Persulfate enhanced electrocoagulation of paint production industry wastewater: Process optimization, energy consumption, and sludge analysis

This study aimed to investigate the treatment of paint production industry (PPI) wastewater, which is characterized by low biodegradability and high concentrations of resistant organic matter, by persulfate enhanced electrocoagulation process (EC-PS). A regression quadratic model was developed to describe the removal of chemical oxygen demand (COD) and color number (CN) from PPI wastewater. The effects of independent variables (initial pH, PS dose, current density, and reaction time) on system responses and the interaction between the parameters were determined. Validation experiments were carried out under the optimum conditions determined by the quadratic model (initial pH: 5, PS dose: 5.6 g/L, current density: 21 mA/cm(2), and reaction time: 35 min) and 64% COD and 98.1% CN removal were obtained.

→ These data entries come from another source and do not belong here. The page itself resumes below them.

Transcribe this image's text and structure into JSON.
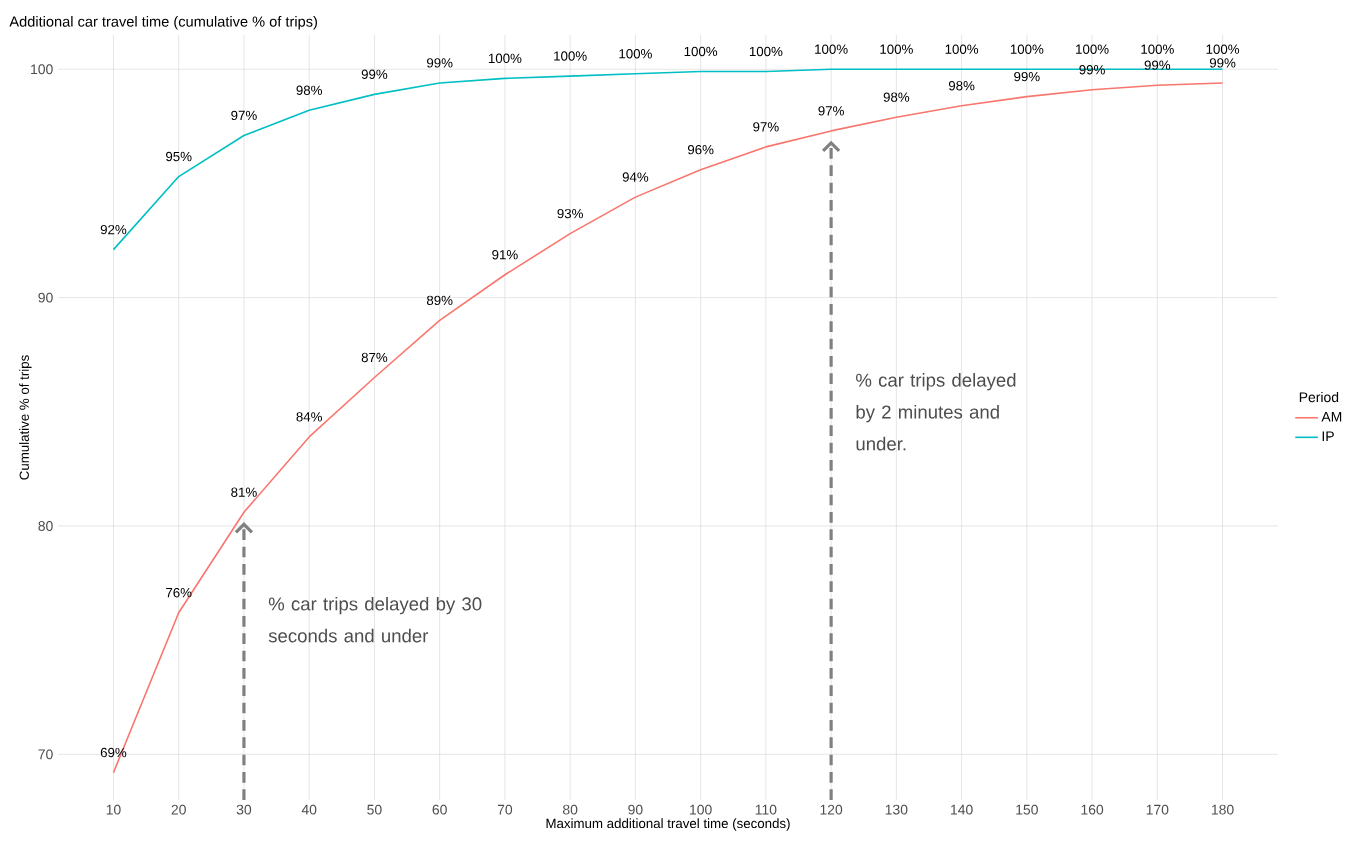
{
  "chart_data": {
    "type": "line",
    "title": "Additional car travel time (cumulative % of trips)",
    "xlabel": "Maximum additional travel time (seconds)",
    "ylabel": "Cumulative % of trips",
    "legend_title": "Period",
    "legend": "right",
    "grid": true,
    "x": [
      10,
      20,
      30,
      40,
      50,
      60,
      70,
      80,
      90,
      100,
      110,
      120,
      130,
      140,
      150,
      160,
      170,
      180
    ],
    "xlim": [
      1.5,
      188.5
    ],
    "xticks": [
      10,
      20,
      30,
      40,
      50,
      60,
      70,
      80,
      90,
      100,
      110,
      120,
      130,
      140,
      150,
      160,
      170,
      180
    ],
    "ylim": [
      68,
      101.5
    ],
    "yticks": [
      70,
      80,
      90,
      100
    ],
    "series": [
      {
        "name": "AM",
        "color": "#f8766d",
        "values": [
          69.2,
          76.2,
          80.6,
          83.9,
          86.5,
          89.0,
          91.0,
          92.8,
          94.4,
          95.6,
          96.6,
          97.3,
          97.9,
          98.4,
          98.8,
          99.1,
          99.3,
          99.4
        ],
        "value_labels": [
          "69%",
          "76%",
          "81%",
          "84%",
          "87%",
          "89%",
          "91%",
          "93%",
          "94%",
          "96%",
          "97%",
          "97%",
          "98%",
          "98%",
          "99%",
          "99%",
          "99%",
          "99%"
        ]
      },
      {
        "name": "IP",
        "color": "#00bfc4",
        "values": [
          92.1,
          95.3,
          97.1,
          98.2,
          98.9,
          99.4,
          99.6,
          99.7,
          99.8,
          99.9,
          99.9,
          100,
          100,
          100,
          100,
          100,
          100,
          100
        ],
        "value_labels": [
          "92%",
          "95%",
          "97%",
          "98%",
          "99%",
          "99%",
          "100%",
          "100%",
          "100%",
          "100%",
          "100%",
          "100%",
          "100%",
          "100%",
          "100%",
          "100%",
          "100%",
          "100%"
        ]
      }
    ],
    "ref_lines": [
      {
        "axis": "x",
        "value": 30,
        "label": "% car trips delayed by 30 seconds and under",
        "color": "#808080",
        "line_style": "dashed"
      },
      {
        "axis": "x",
        "value": 120,
        "label": "% car trips delayed by 2 minutes and under.",
        "color": "#808080",
        "line_style": "dashed"
      }
    ]
  }
}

Pollutant removal efficiencies increased with the increase of PS dose, current density, and reaction time while the highest removal efficiencies were achieved at acidic pH values. The scavenging studies indicated that although the sulfate radicals were the dominant radical type, both hydroxyl and sulfate radicals were involved in the process. In the synergistic effect studies performed under optimum conditions, the highest reaction rate was obtained in the EC-PS process with a value of 0.074 1/min. Specific energy consumption under optimum conditions was calculated as 20.4 kWh/kg COD. The results of the study showed that the EC-PS is an effective process for the treatment of PPI wastewater and response surface methodology is an applicable technique for the optimization of the variables. (C) 2021 Institution of Chemical Engineers. Published by Elsevier B.V. All rights reserved.

Automated summary

The study investigated the treatment of paint production industry wastewater using the EC-PS process, achieving 64% COD and 98.1% CN removal rates under optimal conditions. Removal efficiencies increased with higher PS dose, current density, and reaction time, with the best results obtained under acidic pH conditions. Both sulfate and hydroxyl radicals participated in the process as shown in scavenging studies.